Al-Asadi added, “It was necessary to include these departments and any other units concerned with Radiological and Nuclear work within the (Iraqi Atomic Energy Commission) that was formed in January 2017, because the work of the two directorates consists with the work of the commission.”
Employees of the Atomic Energy Directorates complain about their low salaries, which prompted them in March 2019 to sign a petition requesting an increase in their financial dues, in line with what was stated in the Atomic Energy Commission Law.
Commenting on the low salaries, Al-Asadi says that the Atomic Energy Commission Law, specifically Article 18 of it, is relatively fair to the Commission’s employees, “but the Tuwaitha departments did not join the Commission, which did not start in the first place. As a result, the employees are the only victims.”
Dr. Shukri Al-Hassan, who is an Environment researcher, says that Iraq was considered as one of the clean environments that was completely free of radioactive contamination, despite the destruction of the Tammuz reactor, in which there was no dangerous leak of radiation outside the site.
But the problem of radioactive contamination, according to Al-Hassan, “worsened after 1991 and the bombing of Iraq with hundreds of bombs containing depleted Uranium, in addition to the 2003 US use of munitions containing highly depleted Uranium,” which is estimated at (2000) tons according to Dr. Al-Hassan.

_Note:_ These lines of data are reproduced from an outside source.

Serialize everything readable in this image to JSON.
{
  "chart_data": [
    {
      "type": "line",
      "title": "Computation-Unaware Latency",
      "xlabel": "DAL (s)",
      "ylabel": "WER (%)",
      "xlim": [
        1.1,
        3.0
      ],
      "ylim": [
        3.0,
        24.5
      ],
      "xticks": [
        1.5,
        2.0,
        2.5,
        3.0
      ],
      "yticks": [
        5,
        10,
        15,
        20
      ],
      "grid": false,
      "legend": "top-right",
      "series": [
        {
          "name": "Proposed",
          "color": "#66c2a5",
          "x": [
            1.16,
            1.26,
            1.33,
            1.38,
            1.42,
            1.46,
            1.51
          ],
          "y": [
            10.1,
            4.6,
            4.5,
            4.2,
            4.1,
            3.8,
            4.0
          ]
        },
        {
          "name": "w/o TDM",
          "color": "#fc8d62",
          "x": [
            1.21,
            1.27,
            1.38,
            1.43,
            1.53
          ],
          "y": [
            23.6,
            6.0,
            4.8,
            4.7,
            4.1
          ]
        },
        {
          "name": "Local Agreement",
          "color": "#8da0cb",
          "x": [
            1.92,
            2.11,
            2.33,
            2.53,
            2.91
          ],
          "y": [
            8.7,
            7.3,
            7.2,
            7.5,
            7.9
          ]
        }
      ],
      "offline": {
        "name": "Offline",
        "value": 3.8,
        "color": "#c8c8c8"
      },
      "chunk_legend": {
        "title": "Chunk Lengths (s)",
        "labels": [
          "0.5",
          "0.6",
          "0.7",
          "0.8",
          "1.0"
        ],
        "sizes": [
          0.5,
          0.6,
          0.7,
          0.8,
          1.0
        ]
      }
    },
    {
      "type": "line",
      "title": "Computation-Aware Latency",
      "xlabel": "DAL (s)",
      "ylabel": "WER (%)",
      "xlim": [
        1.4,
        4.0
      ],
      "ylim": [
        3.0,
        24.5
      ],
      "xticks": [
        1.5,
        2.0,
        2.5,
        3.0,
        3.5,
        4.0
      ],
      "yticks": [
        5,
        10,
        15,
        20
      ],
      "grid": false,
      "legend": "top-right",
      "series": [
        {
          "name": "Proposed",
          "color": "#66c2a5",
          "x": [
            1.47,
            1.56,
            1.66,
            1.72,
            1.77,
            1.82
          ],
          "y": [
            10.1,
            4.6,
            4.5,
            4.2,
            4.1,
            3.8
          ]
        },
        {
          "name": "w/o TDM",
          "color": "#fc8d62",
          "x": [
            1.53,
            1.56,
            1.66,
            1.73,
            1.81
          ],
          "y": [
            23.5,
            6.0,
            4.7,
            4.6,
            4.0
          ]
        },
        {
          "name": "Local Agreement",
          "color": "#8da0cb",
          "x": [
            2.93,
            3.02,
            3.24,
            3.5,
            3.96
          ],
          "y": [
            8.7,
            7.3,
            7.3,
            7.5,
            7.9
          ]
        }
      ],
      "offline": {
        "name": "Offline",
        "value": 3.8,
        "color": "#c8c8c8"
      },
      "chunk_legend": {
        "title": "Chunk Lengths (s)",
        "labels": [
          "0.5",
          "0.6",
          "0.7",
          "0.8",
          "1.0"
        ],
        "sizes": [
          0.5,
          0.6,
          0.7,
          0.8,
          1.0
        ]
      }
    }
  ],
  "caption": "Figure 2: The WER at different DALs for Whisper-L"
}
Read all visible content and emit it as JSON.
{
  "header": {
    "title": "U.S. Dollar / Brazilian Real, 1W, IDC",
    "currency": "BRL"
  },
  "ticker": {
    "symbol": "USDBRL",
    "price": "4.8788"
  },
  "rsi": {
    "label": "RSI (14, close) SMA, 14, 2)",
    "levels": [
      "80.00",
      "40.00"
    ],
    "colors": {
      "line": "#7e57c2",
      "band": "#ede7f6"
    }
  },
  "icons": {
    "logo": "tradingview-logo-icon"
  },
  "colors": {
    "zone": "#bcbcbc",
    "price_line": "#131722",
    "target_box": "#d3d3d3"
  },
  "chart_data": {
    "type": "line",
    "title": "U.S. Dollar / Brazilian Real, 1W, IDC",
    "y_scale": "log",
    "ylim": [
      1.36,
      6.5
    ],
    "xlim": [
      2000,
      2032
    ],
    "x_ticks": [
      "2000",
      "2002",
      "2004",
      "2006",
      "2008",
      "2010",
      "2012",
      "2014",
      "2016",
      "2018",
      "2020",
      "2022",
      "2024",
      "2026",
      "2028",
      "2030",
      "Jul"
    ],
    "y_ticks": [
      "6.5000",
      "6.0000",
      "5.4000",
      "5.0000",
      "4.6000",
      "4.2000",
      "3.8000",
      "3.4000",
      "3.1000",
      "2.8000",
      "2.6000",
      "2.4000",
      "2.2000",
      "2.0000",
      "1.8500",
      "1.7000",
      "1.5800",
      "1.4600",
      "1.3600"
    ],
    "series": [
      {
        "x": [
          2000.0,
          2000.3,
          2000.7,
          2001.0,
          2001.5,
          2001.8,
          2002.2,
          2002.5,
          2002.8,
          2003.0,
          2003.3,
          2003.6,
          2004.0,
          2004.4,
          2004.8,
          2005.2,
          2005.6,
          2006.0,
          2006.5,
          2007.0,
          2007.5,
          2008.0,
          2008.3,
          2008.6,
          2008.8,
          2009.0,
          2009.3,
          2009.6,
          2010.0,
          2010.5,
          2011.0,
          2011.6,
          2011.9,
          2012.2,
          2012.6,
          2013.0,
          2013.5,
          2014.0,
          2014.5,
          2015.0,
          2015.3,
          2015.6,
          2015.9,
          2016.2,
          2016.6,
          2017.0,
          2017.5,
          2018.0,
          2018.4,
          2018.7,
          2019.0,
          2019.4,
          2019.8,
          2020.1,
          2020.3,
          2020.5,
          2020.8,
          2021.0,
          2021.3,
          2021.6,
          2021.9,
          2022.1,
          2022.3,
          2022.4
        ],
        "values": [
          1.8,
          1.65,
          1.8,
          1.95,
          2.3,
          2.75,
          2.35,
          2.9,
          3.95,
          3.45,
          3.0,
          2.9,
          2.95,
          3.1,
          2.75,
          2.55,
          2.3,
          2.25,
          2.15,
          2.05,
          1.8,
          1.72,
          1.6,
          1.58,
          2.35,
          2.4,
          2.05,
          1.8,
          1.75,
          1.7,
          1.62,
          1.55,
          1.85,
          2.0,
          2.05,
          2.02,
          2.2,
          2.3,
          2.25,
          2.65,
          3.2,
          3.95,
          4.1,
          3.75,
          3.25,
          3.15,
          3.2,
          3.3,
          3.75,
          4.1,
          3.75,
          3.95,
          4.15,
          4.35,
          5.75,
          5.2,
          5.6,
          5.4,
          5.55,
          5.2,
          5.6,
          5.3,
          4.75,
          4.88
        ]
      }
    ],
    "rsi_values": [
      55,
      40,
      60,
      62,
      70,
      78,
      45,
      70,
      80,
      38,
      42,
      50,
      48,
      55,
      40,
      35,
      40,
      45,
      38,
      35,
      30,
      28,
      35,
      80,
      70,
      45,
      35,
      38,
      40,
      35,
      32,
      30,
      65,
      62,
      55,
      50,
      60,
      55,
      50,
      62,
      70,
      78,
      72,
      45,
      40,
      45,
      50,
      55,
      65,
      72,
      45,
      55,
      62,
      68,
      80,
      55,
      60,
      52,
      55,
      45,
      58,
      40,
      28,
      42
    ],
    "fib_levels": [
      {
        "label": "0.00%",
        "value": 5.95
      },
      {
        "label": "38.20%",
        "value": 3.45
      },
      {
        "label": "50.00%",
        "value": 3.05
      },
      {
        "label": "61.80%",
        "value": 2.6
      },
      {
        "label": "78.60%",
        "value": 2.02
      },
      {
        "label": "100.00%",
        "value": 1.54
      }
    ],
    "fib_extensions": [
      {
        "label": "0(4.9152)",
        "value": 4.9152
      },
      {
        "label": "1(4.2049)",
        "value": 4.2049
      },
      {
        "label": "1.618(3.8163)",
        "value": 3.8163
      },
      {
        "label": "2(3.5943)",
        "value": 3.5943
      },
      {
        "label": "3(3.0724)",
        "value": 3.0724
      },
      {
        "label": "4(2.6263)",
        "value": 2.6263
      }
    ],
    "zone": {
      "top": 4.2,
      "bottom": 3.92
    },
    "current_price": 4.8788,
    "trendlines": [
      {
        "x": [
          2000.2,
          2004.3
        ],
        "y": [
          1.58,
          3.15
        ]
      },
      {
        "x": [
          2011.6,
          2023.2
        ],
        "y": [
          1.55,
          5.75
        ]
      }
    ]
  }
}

Before 1991, the radiation exposure in Iraq did not exceed (7.5 parts per million Rotingen / hour), but it increased to (8.08) parts per million Rotingen / hour, according to the Radiation Protection Center.
That reality requires great efforts to reduce the risks of radiation to humans and to the environment. The bulk responsibility falls on the shoulders of Iraqi workers, experts and employees who lack adequate protection means.
“Nobody cares,” says Doha Namiq, looking at her husband’s picture hanging on the wall of their modest home, then continues, “I have pity on the Radiation workers … I hope they will not meet Mahmoud’s fate.”
* The names of the speakers were hidden at their request for fear of persecution.
* The investigation was carried out with the support of the “NIRIJ” Network for Investigative Journalism and under the supervision of Ahmed Al-Rubaye.